Comprendí que probablemente no sería capaz de hacer que todo aquel lío perdiera su absurda gravedad y que no me quedaba más que una posibilidad: hacerles perder la pista, alejarles de Klara, atraerlos hacia otro sitio, tal como la perdiz atrae al perro de caza alejándolo y ofreciendo su cuerpo a cambio de los cuerpos de sus pichones.

—Es una pena, pero no me acuerdo de su nombre —dije.

—¿Cómo no te vas a acordar del nombre de la mujer con la que vives? —preguntó la mujer del pelo ondulado.

—Se ve que el camarada tiene un comportamiento ejemplar para con las mujeres —dijo la rubia.

—Es posible que lo recordara, pero tendría que pensarlo. ¿Saben ustedes qué día fue la visita del señor Zaturecky?

—Fue exactamente —el hombre de la barbilla hundida miró sus papeles— el miércoles catorce por la tarde.

—El miércoles… catorce… un momento… —apoyé la cabeza en las palmas de las manos y me puse a pensar—: Ya me acuerdo.

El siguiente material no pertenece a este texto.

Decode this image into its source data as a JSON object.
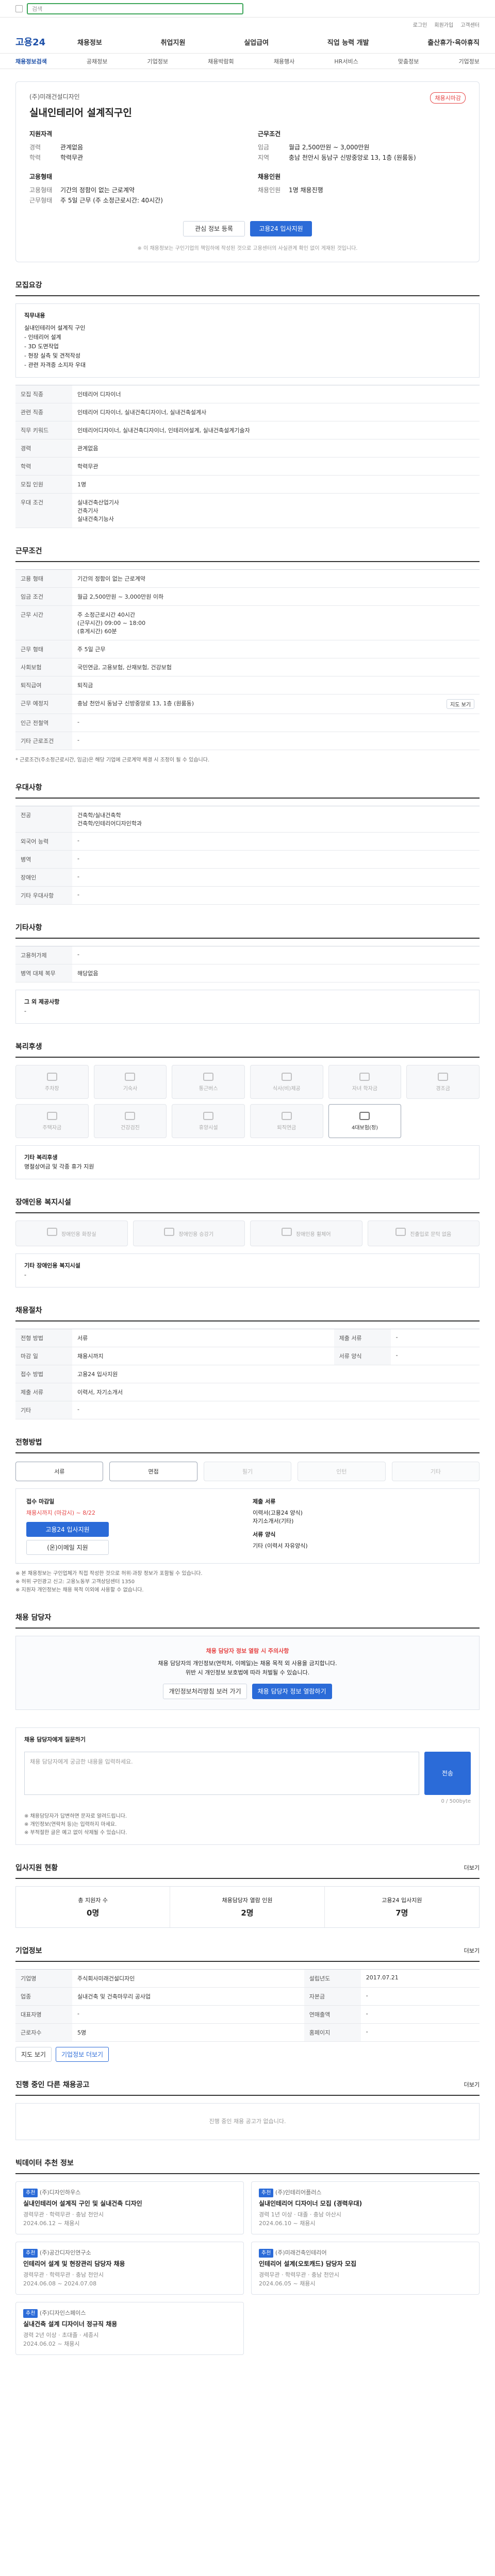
{
  "topbar": {
    "search_placeholder": "검색"
  },
  "util": {
    "items": [
      "로그인",
      "회원가입",
      "고객센터"
    ]
  },
  "gnb": {
    "logo": "고용24",
    "menu": [
      "채용정보",
      "취업지원",
      "실업급여",
      "직업 능력 개발",
      "출산휴가·육아휴직"
    ]
  },
  "subnav": {
    "items": [
      "채용정보검색",
      "공채정보",
      "기업정보",
      "채용박람회",
      "채용행사",
      "HR서비스",
      "맞춤정보",
      "기업정보"
    ],
    "active_index": 0
  },
  "header": {
    "company": "(주)미래건설디자인",
    "title": "실내인테리어 설계직구인",
    "deadline_badge": "채용시마감",
    "left_group_title": "지원자격",
    "left_kv": [
      {
        "k": "경력",
        "v": "관계없음"
      },
      {
        "k": "학력",
        "v": "학력무관"
      }
    ],
    "left_group2_title": "고용형태",
    "left_kv2": [
      {
        "k": "고용형태",
        "v": "기간의 정함이 없는 근로계약"
      },
      {
        "k": "근무형태",
        "v": "주 5일 근무 (주 소정근로시간: 40시간)"
      }
    ],
    "right_group_title": "근무조건",
    "right_kv": [
      {
        "k": "임금",
        "v": "월급 2,500만원 ~ 3,000만원"
      },
      {
        "k": "지역",
        "v": "충남 천안시 동남구 신방중앙로 13, 1층 (원룸동)"
      }
    ],
    "right_group2_title": "채용인원",
    "right_kv2": [
      {
        "k": "채용인원",
        "v": "1명 채용진행"
      }
    ],
    "btn_scrap": "관심 정보 등록",
    "btn_apply": "고용24 입사지원",
    "notice": "※ 이 채용정보는 구인기업의 책임하에 작성된 것으로 고용센터의 사실관계 확인 없이 게재된 것입니다."
  },
  "sec_main": {
    "title": "모집요강",
    "job_title_label": "직무내용",
    "job_desc": "실내인테리어 설계직 구인\n- 인테리어 설계\n- 3D 도면작업\n- 현장 실측 및 견적작성\n- 관련 자격증 소지자 우대",
    "rows": [
      {
        "k": "모집 직종",
        "v": "인테리어 디자이너"
      },
      {
        "k": "관련 직종",
        "v": "인테리어 디자이너, 실내건축디자이너, 실내건축설계사"
      },
      {
        "k": "직무 키워드",
        "v": "인테리어디자이너, 실내건축디자이너, 인테리어설계, 실내건축설계기술자"
      },
      {
        "k": "경력",
        "v": "관계없음"
      },
      {
        "k": "학력",
        "v": "학력무관"
      },
      {
        "k": "모집 인원",
        "v": "1명"
      },
      {
        "k": "우대 조건",
        "v": "실내건축산업기사\n건축기사\n실내건축기능사"
      }
    ]
  },
  "sec_cond": {
    "title": "근무조건",
    "rows": [
      {
        "k": "고용 형태",
        "v": "기간의 정함이 없는 근로계약"
      },
      {
        "k": "임금 조건",
        "v": "월급 2,500만원 ~ 3,000만원 이하"
      },
      {
        "k": "근무 시간",
        "v": "주 소정근로시간 40시간\n(근무시간) 09:00 ~ 18:00\n(휴게시간) 60분"
      },
      {
        "k": "근무 형태",
        "v": "주 5일 근무"
      },
      {
        "k": "사회보험",
        "v": "국민연금, 고용보험, 산재보험, 건강보험"
      },
      {
        "k": "퇴직급여",
        "v": "퇴직금"
      },
      {
        "k": "근무 예정지",
        "v": "충남 천안시 동남구 신방중앙로 13, 1층 (원룸동)"
      },
      {
        "k": "인근 전철역",
        "v": "-"
      },
      {
        "k": "기타 근로조건",
        "v": "-"
      }
    ],
    "map_btn": "지도 보기",
    "footnote": "* 근로조건(주소정근로시간, 임금)은 해당 기업에 근로계약 체결 시 조정이 될 수 있습니다."
  },
  "sec_pref": {
    "title": "우대사항",
    "rows": [
      {
        "k": "전공",
        "v": "건축학/실내건축학\n건축학/인테리어디자인학과"
      },
      {
        "k": "외국어 능력",
        "v": "-"
      },
      {
        "k": "병역",
        "v": "-"
      },
      {
        "k": "장애인",
        "v": "-"
      },
      {
        "k": "기타 우대사항",
        "v": "-"
      }
    ]
  },
  "sec_etc": {
    "title": "기타사항",
    "rows": [
      {
        "k": "고용허가제",
        "v": "-"
      },
      {
        "k": "병역 대체 복무",
        "v": "해당없음"
      }
    ],
    "box_label": "그 외 제공사항",
    "box_text": "-"
  },
  "sec_welfare": {
    "title": "복리후생",
    "items": [
      {
        "label": "주차장",
        "on": false
      },
      {
        "label": "기숙사",
        "on": false
      },
      {
        "label": "통근버스",
        "on": false
      },
      {
        "label": "식사(비)제공",
        "on": false
      },
      {
        "label": "자녀 학자금",
        "on": false
      },
      {
        "label": "경조금",
        "on": false
      },
      {
        "label": "주택자금",
        "on": false
      },
      {
        "label": "건강검진",
        "on": false
      },
      {
        "label": "휴양시설",
        "on": false
      },
      {
        "label": "퇴직연금",
        "on": false
      },
      {
        "label": "4대보험(정)",
        "on": true
      }
    ],
    "box_label": "기타 복리후생",
    "box_text": "명절상여금 및 각종 휴가 지원"
  },
  "sec_disab": {
    "title": "장애인용 복지시설",
    "items": [
      "장애인용 화장실",
      "장애인용 승강기",
      "장애인용 휠체어",
      "진출입로 문턱 없음"
    ],
    "box_label": "기타 장애인용 복지시설",
    "box_text": "-"
  },
  "sec_proc": {
    "title": "채용절차",
    "rows": [
      {
        "k": "전형 방법",
        "v": "서류"
      },
      {
        "k": "마감 일",
        "v": "채용시까지"
      },
      {
        "k": "접수 방법",
        "v": "고용24 입사지원"
      },
      {
        "k": "제출 서류",
        "v": "이력서, 자기소개서"
      },
      {
        "k": "기타",
        "v": "-"
      }
    ],
    "right_rows": [
      {
        "k": "제출 서류",
        "v": "-"
      },
      {
        "k": "서류 양식",
        "v": "-"
      }
    ]
  },
  "sec_apply": {
    "title": "전형방법",
    "steps": [
      {
        "label": "서류",
        "on": true
      },
      {
        "label": "면접",
        "on": true
      },
      {
        "label": "필기",
        "on": false
      },
      {
        "label": "인턴",
        "on": false
      },
      {
        "label": "기타",
        "on": false
      }
    ],
    "recv_title": "접수 마감일",
    "recv_date": "채용시까지 (마감시) ~ 8/22",
    "apply_btn": "고용24 입사지원",
    "email_btn": "(온)이메일 지원",
    "docs_title": "제출 서류",
    "docs_text": "이력서(고용24 양식)\n자기소개서(기타)",
    "format_title": "서류 양식",
    "format_text": "기타 (이력서 자유양식)",
    "notes": [
      "※ 본 채용정보는 구인업체가 직접 작성한 것으로 허위·과장 정보가 포함될 수 있습니다.",
      "※ 허위 구인광고 신고: 고용노동부 고객상담센터 1350",
      "※ 지원자 개인정보는 채용 목적 이외에 사용할 수 없습니다."
    ]
  },
  "sec_manager": {
    "title": "채용 담당자",
    "alert_title": "채용 담당자 정보 열람 시 주의사항",
    "alert_text": "채용 담당자의 개인정보(연락처, 이메일)는 채용 목적 외 사용을 금지합니다.\n위반 시 개인정보 보호법에 따라 처벌될 수 있습니다.",
    "btn_view": "채용 담당자 정보 열람하기",
    "btn_check": "개인정보처리방침 보러 가기"
  },
  "sec_inquiry": {
    "title": "채용 담당자에게 질문하기",
    "placeholder": "채용 담당자에게 궁금한 내용을 입력하세요.",
    "counter": "0 / 500byte",
    "send": "전송",
    "notes": [
      "※ 채용담당자가 답변하면 문자로 알려드립니다.",
      "※ 개인정보(연락처 등)는 입력하지 마세요.",
      "※ 부적절한 글은 예고 없이 삭제될 수 있습니다."
    ]
  },
  "sec_stats": {
    "title": "입사지원 현황",
    "more": "더보기",
    "items": [
      {
        "label": "총 지원자 수",
        "value": "0명"
      },
      {
        "label": "채용담당자 열람 인원",
        "value": "2명"
      },
      {
        "label": "고용24 입사지원",
        "value": "7명"
      }
    ]
  },
  "sec_company": {
    "title": "기업정보",
    "more": "더보기",
    "rows": [
      {
        "k": "기업명",
        "v": "주식회사미래건설디자인"
      },
      {
        "k": "업종",
        "v": "실내건축 및 건축마무리 공사업"
      },
      {
        "k": "대표자명",
        "v": "-"
      },
      {
        "k": "근로자수",
        "v": "5명"
      },
      {
        "k": "설립년도",
        "v": "2017.07.21"
      },
      {
        "k": "자본금",
        "v": "-"
      },
      {
        "k": "연매출액",
        "v": "-"
      },
      {
        "k": "홈페이지",
        "v": "-"
      }
    ],
    "btn_map": "지도 보기",
    "btn_more": "기업정보 더보기"
  },
  "sec_other": {
    "title": "진행 중인 다른 채용공고",
    "more": "더보기",
    "empty": "진행 중인 채용 공고가 없습니다."
  },
  "sec_reco": {
    "title": "빅데이터 추천 정보",
    "cards": [
      {
        "badge": "추천",
        "company": "(주)디자인하우스",
        "title": "실내인테리어 설계직 구인 및 실내건축 디자인",
        "meta": "경력무관 · 학력무관 · 충남 천안시",
        "date": "2024.06.12 ~ 채용시"
      },
      {
        "badge": "추천",
        "company": "(주)인테리어플러스",
        "title": "실내인테리어 디자이너 모집 (경력우대)",
        "meta": "경력 1년 이상 · 대졸 · 충남 아산시",
        "date": "2024.06.10 ~ 채용시"
      },
      {
        "badge": "추천",
        "company": "(주)공간디자인연구소",
        "title": "인테리어 설계 및 현장관리 담당자 채용",
        "meta": "경력무관 · 학력무관 · 충남 천안시",
        "date": "2024.06.08 ~ 2024.07.08"
      },
      {
        "badge": "추천",
        "company": "(주)미래건축인테리어",
        "title": "인테리어 설계(오토캐드) 담당자 모집",
        "meta": "경력무관 · 학력무관 · 충남 천안시",
        "date": "2024.06.05 ~ 채용시"
      },
      {
        "badge": "추천",
        "company": "(주)디자인스페이스",
        "title": "실내건축 설계 디자이너 정규직 채용",
        "meta": "경력 2년 이상 · 초대졸 · 세종시",
        "date": "2024.06.02 ~ 채용시"
      }
    ]
  }
}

Era Helena —todos estaban pendientes de mis palabras.

—Helena ¿qué?

—¿Qué? Desgraciadamente lo ignoro. No se lo quise preguntar. En realidad, para serles franco, ni siquiera estoy seguro de que se llamase Helena. Le puse ese nombre porque su marido era pelirrojo como Menelao. La conocí el martes por la noche en un bar y conseguí hablar con ella un momento cuando su Menelao se acercó a la barra a tomar un coñac. Al día siguiente vino a verme y estuvo en casa toda la tarde. Pero tuve que dejarla sola dos horas porque tenía una reunión en la Facultad. Cuando volví estaba disgustada porque había venido un hombrecillo a molestarla, creyó que yo estaba conchabado con él, se ofendió y ya no quiso saber nada de mí. Y ya lo ven, ni siquiera tuve tiempo de averiguar su verdadero nombre.

—Camarada, independientemente de que lo que dice sea cierto —dijo la rubia—, me parece incomprensible que usted pueda educar a nuestra juventud. ¿Acaso nuestro modo de vida no le sirve de inspiración más que para beber y para aprovecharse de las mujeres? Puede estar seguro de que daremos nuestra opinión al respecto donde corresponda.

—El portero no dijo nada de ninguna Helena —intervino ahora la mujer mayor del pelo ondulado—. Pero nos informó de que hace ya un mes que tienes en tu casa, sin darla de alta, a una chica que trabaja en la empresa de confección. ¡No olvides, camarada, que estás en un piso subalquilado! ¿Te crees acaso que puede vivir alguien en tu piso, así por las buenas? ¿Piensas que nuestra casa es un burdel? Si no nos quieres decir su nombre, ya lo averiguará la policía.